At the beginning of a new year, thoughts inevitably turn to the garden in 2010. Not so much the making of new year resolutions as the drawing up of new schemes and plans.

There are fundamental decisions to take, such as where to place a new compost heap and polytunnel, how best to source a steady, and hopefully free, supply of manure, and what is the best approach to see off the rabbit plague.

I have been making lists - what vegetables to grow in 2010 and when to sow them, new additions to the flower garden, big jobs to do etc.


Of course, such plans don't come cheap. Already I have bought an 'allotment vegetables collection' (onions, shallots, garlic), as well as horse radish, jerusalem artichokes, beetroot (bolthardy and a cylindrical variety), and broccoli calabrese. Still to come are seed potatoes and a few exotic seeds such as cobaea scandens alba.

The temptation with vegetables, as always, is to start plants early. I have put in a few peas and broad beans in pots in the greenhouse, in an attempt to get early crops.

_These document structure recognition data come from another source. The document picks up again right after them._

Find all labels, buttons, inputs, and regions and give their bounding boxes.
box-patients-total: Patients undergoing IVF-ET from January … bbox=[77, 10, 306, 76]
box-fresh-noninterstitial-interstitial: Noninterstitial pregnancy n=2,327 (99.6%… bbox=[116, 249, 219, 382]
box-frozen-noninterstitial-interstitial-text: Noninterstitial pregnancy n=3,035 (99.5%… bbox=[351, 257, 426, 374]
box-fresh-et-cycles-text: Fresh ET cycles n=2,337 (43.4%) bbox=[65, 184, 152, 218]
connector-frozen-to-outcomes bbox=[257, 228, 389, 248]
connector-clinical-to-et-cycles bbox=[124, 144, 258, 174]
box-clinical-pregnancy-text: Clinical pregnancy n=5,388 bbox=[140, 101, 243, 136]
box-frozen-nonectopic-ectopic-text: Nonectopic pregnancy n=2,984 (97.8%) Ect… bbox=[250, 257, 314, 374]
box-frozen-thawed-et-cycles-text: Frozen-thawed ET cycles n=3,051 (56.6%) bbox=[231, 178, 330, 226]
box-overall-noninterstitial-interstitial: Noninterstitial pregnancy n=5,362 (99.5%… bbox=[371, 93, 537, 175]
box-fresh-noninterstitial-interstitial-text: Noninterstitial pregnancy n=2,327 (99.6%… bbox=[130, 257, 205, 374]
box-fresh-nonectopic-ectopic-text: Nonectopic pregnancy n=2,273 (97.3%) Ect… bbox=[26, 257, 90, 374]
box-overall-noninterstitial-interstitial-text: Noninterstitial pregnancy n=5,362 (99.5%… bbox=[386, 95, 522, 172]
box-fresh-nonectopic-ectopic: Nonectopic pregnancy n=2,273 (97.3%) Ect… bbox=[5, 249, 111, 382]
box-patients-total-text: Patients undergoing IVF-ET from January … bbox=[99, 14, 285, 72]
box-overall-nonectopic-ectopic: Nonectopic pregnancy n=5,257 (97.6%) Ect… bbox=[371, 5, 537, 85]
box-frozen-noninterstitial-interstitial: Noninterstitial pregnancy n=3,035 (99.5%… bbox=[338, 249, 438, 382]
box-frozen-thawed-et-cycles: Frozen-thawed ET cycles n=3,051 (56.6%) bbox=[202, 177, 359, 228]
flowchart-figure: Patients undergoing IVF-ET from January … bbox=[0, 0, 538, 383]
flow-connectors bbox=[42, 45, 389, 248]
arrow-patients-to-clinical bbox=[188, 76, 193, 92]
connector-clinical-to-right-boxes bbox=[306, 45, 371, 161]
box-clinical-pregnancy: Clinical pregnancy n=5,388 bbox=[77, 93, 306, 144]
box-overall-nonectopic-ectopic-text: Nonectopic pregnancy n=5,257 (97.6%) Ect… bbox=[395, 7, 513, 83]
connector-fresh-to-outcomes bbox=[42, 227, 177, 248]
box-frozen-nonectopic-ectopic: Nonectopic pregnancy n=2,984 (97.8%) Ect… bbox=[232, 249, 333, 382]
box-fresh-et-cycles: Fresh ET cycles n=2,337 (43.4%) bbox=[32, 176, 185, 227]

Sweet peas are similarly in the mind, although we seem a long way from the fragrance and bright colours of summer. I did manage to start some ‘White Ensign’ in late October and have a number of healthy plants. I also have grown seedlings of two perennial sweet peas (lathyrus latifolius) from seed I collected in late autumn – pink and white. The dilemma will be what to do with so many seedlings.

Today, I started off a number of other varieties of sweet pea, including 'Mrs R Bolton', 'Beaujolais', 'Noel Sutton' and a mix called 'Elegant Ladies'. I germinate them indoors on blotting paper in various containers and contraptions, then transfer the germinated seed into tall juice/milk containers full of good compost. The tall containers allow the roots to go deep.

I am not one for new year resolutions, disliking the artifice of making them and perhaps lacking the will-power to see them through successfully. However, if I were to make a new year resolution, it would be to buy less at B&Q in 2010... It may be relatively cheap and nearby, but the quality of plants can leave something to be desired. I made the mistake of buying garlic there just after Christmas, and yesterday stumbled upon far bigger and better cloves and more interesting varieties at the Mid Ulster Garden Centre.

Like the sweet pea, garlic should really be planted in late autumn, to make sure they get a month of temperatures below 10 degrees centigrade, which they need to form cloves. I will play catch up by starting them off in pots in the greenhouse, then transplant. I have three varieties - a big supermarket garlic (Sainsbury’s), garlic Casablanca (small cloves) and garlic Thermidrome (big cloves). Which grows and tastes best will only be decided at the end of the year.

Outdoors, the cold snap continues and the garden remains icy and snow bound. But the first (tiny) snowdrop has still managed to poke its head out.